La letteratura oggi deve essere testimonianza, descrivere destini, dare senso attraverso l'autenticità delle esperienze raccontate. Dare senso alla mole di informazioni che rischia di sopraffarci senza farci comprendere. Dopo quasi 15 anni capiamo molto meglio, con questo libro, non solo, come allora, che la tragedia di Cernobyl riguarda tutti perché può succedere ancora e toccare anche "il sole e il paesaggio della Sicilia", ma che ciò che è successo ci riguarda intimamente anche laddove la catastrofe ambientale non assume quelle proporzioni, ci riguarda l'ignoto e il mistero in cui le attuali condizioni dello sviluppo della tecnica e l'insensatezza delle regole del mondo economico ci hanno gettato. E' di questi giorni, per non parlar d'altro, la "marea nera" al largo della Galizia, in Spagna. Qui, come in altri casi, la notizia rischia di essere dimenticata o, peggio, affastellata insieme alle innumerevoli altre, se non la filtriamo attraverso il destino individuale e collettivo di chi in questi giorni sta vivendo la paura e la speranza per la propria vita e il proprio futuro.
Il libro e l'incontro con Svetlana mi hanno fatto venire in mente un altro libro, l'intervista di Maria Nadotti a Ryszard Kapuscinski sul buon giornalismo nel libro dal titolo Il cinico non è adatto a questo mestiere edizioni e/o, 2002. Alla fine del testo c'è una conversazione fra il giornalista polacco e uno scrittore e critico d'arte inglese, John Berger, svoltasi nel corso di un convegno organizzato a Milano dalla rivista Linea d'ombra nel 1994 dal titolo Vedere, capire, raccontare: letteratura e giornalismo alla fine di un secolo..
Perché raccontiamo, si chiede Berger: "Come i cammelli attraversano il deserto, i racconti attraversano la solitudine della vita, offrendo ospitalità all'ascoltatore o cercandola. Il contrario di un racconto non è il silenzio o la meditazione, bensì l'oblio. Sempre, sempre, fin dall'inizio, la vita ha giocato con l'assurdità. E poiché l'assurdo è il padrone del mazzo di carte e del casinò, la vita non può far altro che perdere. Eppure, l'uomo compie delle azioni, spesso coraggiose. Tra quelle meno coraggiose, ma nonostante questo efficaci, c'è l'atto del raccontare. Questi atti sfidano l'assurdità e l'assurdo. In che cosa consiste l'atto del raccontare? Mi sembra che sia una permanente azione di retroguardia contro la permanente vittoria della volgarità e della stupidità.
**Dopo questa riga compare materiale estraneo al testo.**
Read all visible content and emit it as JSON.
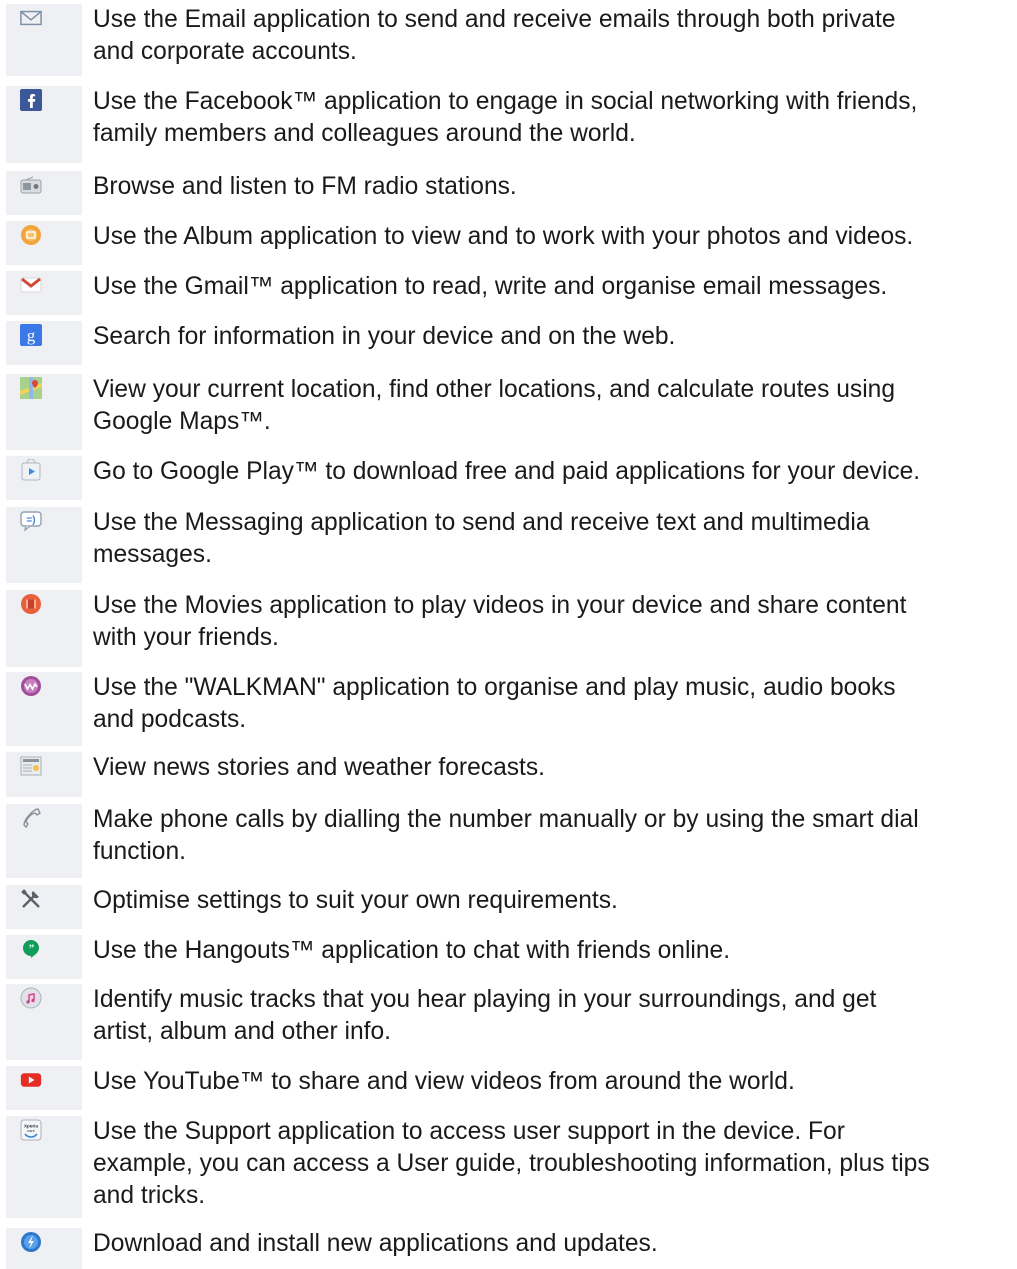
{
  "apps": [
    {
      "icon": "email-envelope-icon",
      "lines": [
        "Use the Email application to send and receive emails through both private",
        "and corporate accounts."
      ]
    },
    {
      "icon": "facebook-icon",
      "lines": [
        "Use the Facebook™ application to engage in social networking with friends,",
        "family members and colleagues around the world."
      ]
    },
    {
      "icon": "fm-radio-icon",
      "lines": [
        "Browse and listen to FM radio stations."
      ]
    },
    {
      "icon": "album-icon",
      "lines": [
        "Use the Album application to view and to work with your photos and videos."
      ]
    },
    {
      "icon": "gmail-icon",
      "lines": [
        "Use the Gmail™ application to read, write and organise email messages."
      ]
    },
    {
      "icon": "google-search-icon",
      "lines": [
        "Search for information in your device and on the web."
      ]
    },
    {
      "icon": "google-maps-icon",
      "lines": [
        "View your current location, find other locations, and calculate routes using",
        "Google Maps™."
      ]
    },
    {
      "icon": "google-play-icon",
      "lines": [
        "Go to Google Play™ to download free and paid applications for your device."
      ]
    },
    {
      "icon": "messaging-icon",
      "lines": [
        "Use the Messaging application to send and receive text and multimedia",
        "messages."
      ]
    },
    {
      "icon": "movies-icon",
      "lines": [
        "Use the Movies application to play videos in your device and share content",
        "with your friends."
      ]
    },
    {
      "icon": "walkman-icon",
      "lines": [
        "Use the \"WALKMAN\" application to organise and play music, audio books",
        "and podcasts."
      ]
    },
    {
      "icon": "news-weather-icon",
      "lines": [
        "View news stories and weather forecasts."
      ]
    },
    {
      "icon": "phone-icon",
      "lines": [
        "Make phone calls by dialling the number manually or by using the smart dial",
        "function."
      ]
    },
    {
      "icon": "settings-tools-icon",
      "lines": [
        "Optimise settings to suit your own requirements."
      ]
    },
    {
      "icon": "hangouts-icon",
      "lines": [
        "Use the Hangouts™ application to chat with friends online."
      ]
    },
    {
      "icon": "trackid-icon",
      "lines": [
        "Identify music tracks that you hear playing in your surroundings, and get",
        "artist, album and other info."
      ]
    },
    {
      "icon": "youtube-icon",
      "lines": [
        "Use YouTube™ to share and view videos from around the world."
      ]
    },
    {
      "icon": "support-icon",
      "icon_text": "Xperia care",
      "lines": [
        "Use the Support application to access user support in the device. For",
        "example, you can access a User guide, troubleshooting information, plus tips",
        "and tricks."
      ]
    },
    {
      "icon": "update-center-icon",
      "lines": [
        "Download and install new applications and updates."
      ]
    }
  ],
  "colors": {
    "icon_cell_bg": "#eef0f3",
    "text": "#1a1a1a",
    "facebook": "#3b5998",
    "gmail_red": "#d44638",
    "google_blue": "#3b78e7",
    "youtube_red": "#e52d27",
    "hangouts_green": "#0f9d58"
  }
}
I racconti sono una dichiarazione permanente del vissuto in un mondo sordo. E questo non cambia. E' sempre stato così. Ma un'altra cosa che non cambia è il fatto che di tanto in tanto si verificano dei miracoli. E noi conosciamo i miracoli grazie ai racconti.". Risponde Kapuscinski "Ci troviamo sempre più nella situazione in cui ogni opera d'arte, ogni opera letteraria è una creazione collettiva. Ai tempi di Erodoto o di Tucidite, era possibile che emergessero questi individui unici perché lavoravano in un campo vuoto. Ma tutti noi abbiamo una mente e un'immaginazione sempre più creative, perché noi tutti leggiamo molto prima di scrivere, vediamo molto prima di dipingere […] fino al punto in cui diventa sempre più difficile tracciare una linea di demarcazione tra quello che ci appartiene e quello che appartiene all'immaginazione , alle scoperte e alle creazioni di altri.[…] L'arte sta diventando sempre più comunitaria". J.Berger: "il ruolo del narratore diventa quello del portatore che trasporta qualcosa da un punto all'altro. Se non si resiste alla tentazione di non essere modesti, si perde la capacità di prestare attenzione".

Ecco, questo è quanto ha fatto Svetlana Aleksievic. Ha trasportato l'esperienza e il vissuto delle vittime della tragedia di Cernobyl fino a noi. Lo ha fatto perché ha prestato attenzione, ha ascoltato. Non è casuale, questa sua scelta. Come ci dice alla fine dell'incontro, quello che la interessava, nel lungo lavoro per scrivere il libro, era raccontare come l'uomo, ( "ogni persona" si autocorregge opportunamente il traduttore) riesce a restare tale pur in queste situazioni. E ha scoperto che il dolore è verità, ed è la testimonianza di questo dolore che le ha permesso di raccontare, e di comunicare come "ogni persona" può ancora riuscire ad essere tale.